La geniale definizione è di Vladimir Luxuria e calza a pennello, è il caso di dire. Il nostro viaggio alla scoperta dei tanti modi di essere gay, comincia da loro: i fashion victims, gli schiavi della moda, quelli che per una sola scarpa di Gucci lascerebbero su due piedi il proprio ragazzo.
Alla fine degli anni Novanta, si affaccia al mondo una nuova generazione di omosessuali cresciuti senza ideologie politiche in cui credere, senza battaglie da condurre, liberi e belli, consapevoli di vivere un tempo di libertà e disinvoltura che i fratelli maggiori avevano contribuito ad assicurare loro, uscendo faticosamente dal ghetto.
Questi adolescenti fin de siècle sapevano perfettamente di poter conquistare il loro piccolo mondo di plastica, che poi è il mondo vero, quello in cui tra apparire ed essere non c’è differenza; e avevano capito che per riuscirci bisognava far colpo, mostrarsi migliori degli altri. Non essere migliori.
Smessi gli stracci ideologici che per tutti gli anni Settanta avevano fatto della causa omosessuale prima di tutto una questione politica, molti giovani gay nati negli ultimi anni di quel terribile decennio, riscoprirono l’irresistibile fascino della superficialità, il vezzo bohemien del piacere estetico. Si scelsero come Idoli da adorare, il Signore della Moda e i suoi figli, stilisti e pubblicitari che promettevano loro un mondo sfavillante e colorato come una vetrina di Dolce e Gabbana.
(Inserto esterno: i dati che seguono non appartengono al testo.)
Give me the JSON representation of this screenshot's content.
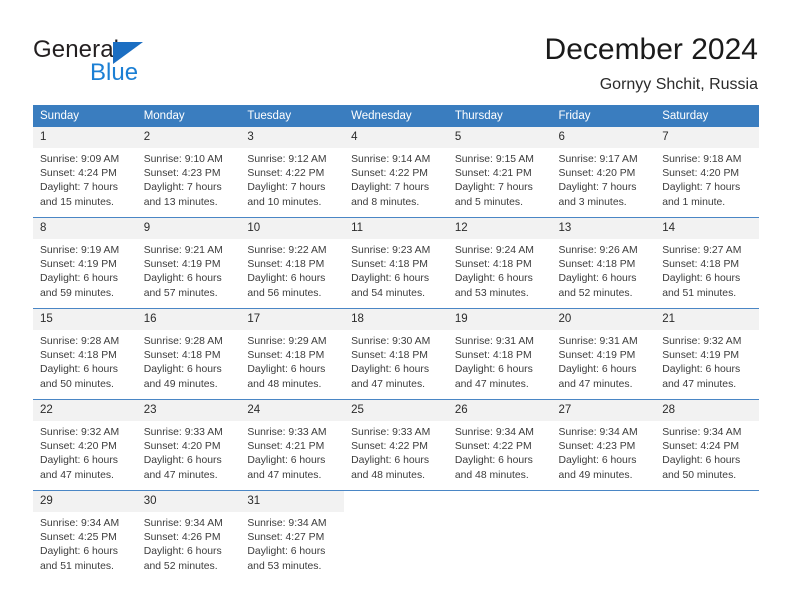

Nascevano allora i fashion victims per come li conosciamo noi.
Oggi, nel 2005, costituiscono una parte importante della multiforme realtà omosessuale, sicuramente la più rappresentata mediaticamente e quella che il mainstream etero comprende meglio e che identifica con lo stereotipo gay. Dopotutto non sono, gli omosessuali, arbitri di eleganza, prìncipi del gusto? Non sono forse esteti sopraffini, sacerdoti del bello? Non sono loro a imporre tendenze e stili? Certo che lo sono, ma soltanto nel luogo comune eterosessuale. Perché di questo si tratta: una banale generalizzazione e come tale fuorviante.
Tuttavia i fashion victims hanno conquistato la scena gay e per ora se la godono. Ma chi sono? Giovani, anzi giovanissimi omosessuali, smaliziati e disinibiti, che non temono il giudizio degli altri, troppo presi a giudicare sé stessi, a scegliere i trucchi e i costumi per mostrarsi al mondo brutto e malvestito. Informatissimi sugli ultimi trend della moda, non si perdono un numero di quella bibbia profana che è “L’uomo Vogue”. Si muovono con naturalezza tra le creazioni delle fashion houses, ma spesso sono loro stessi che anticipano stili che poi furbescamente i designers rubano e reinventano.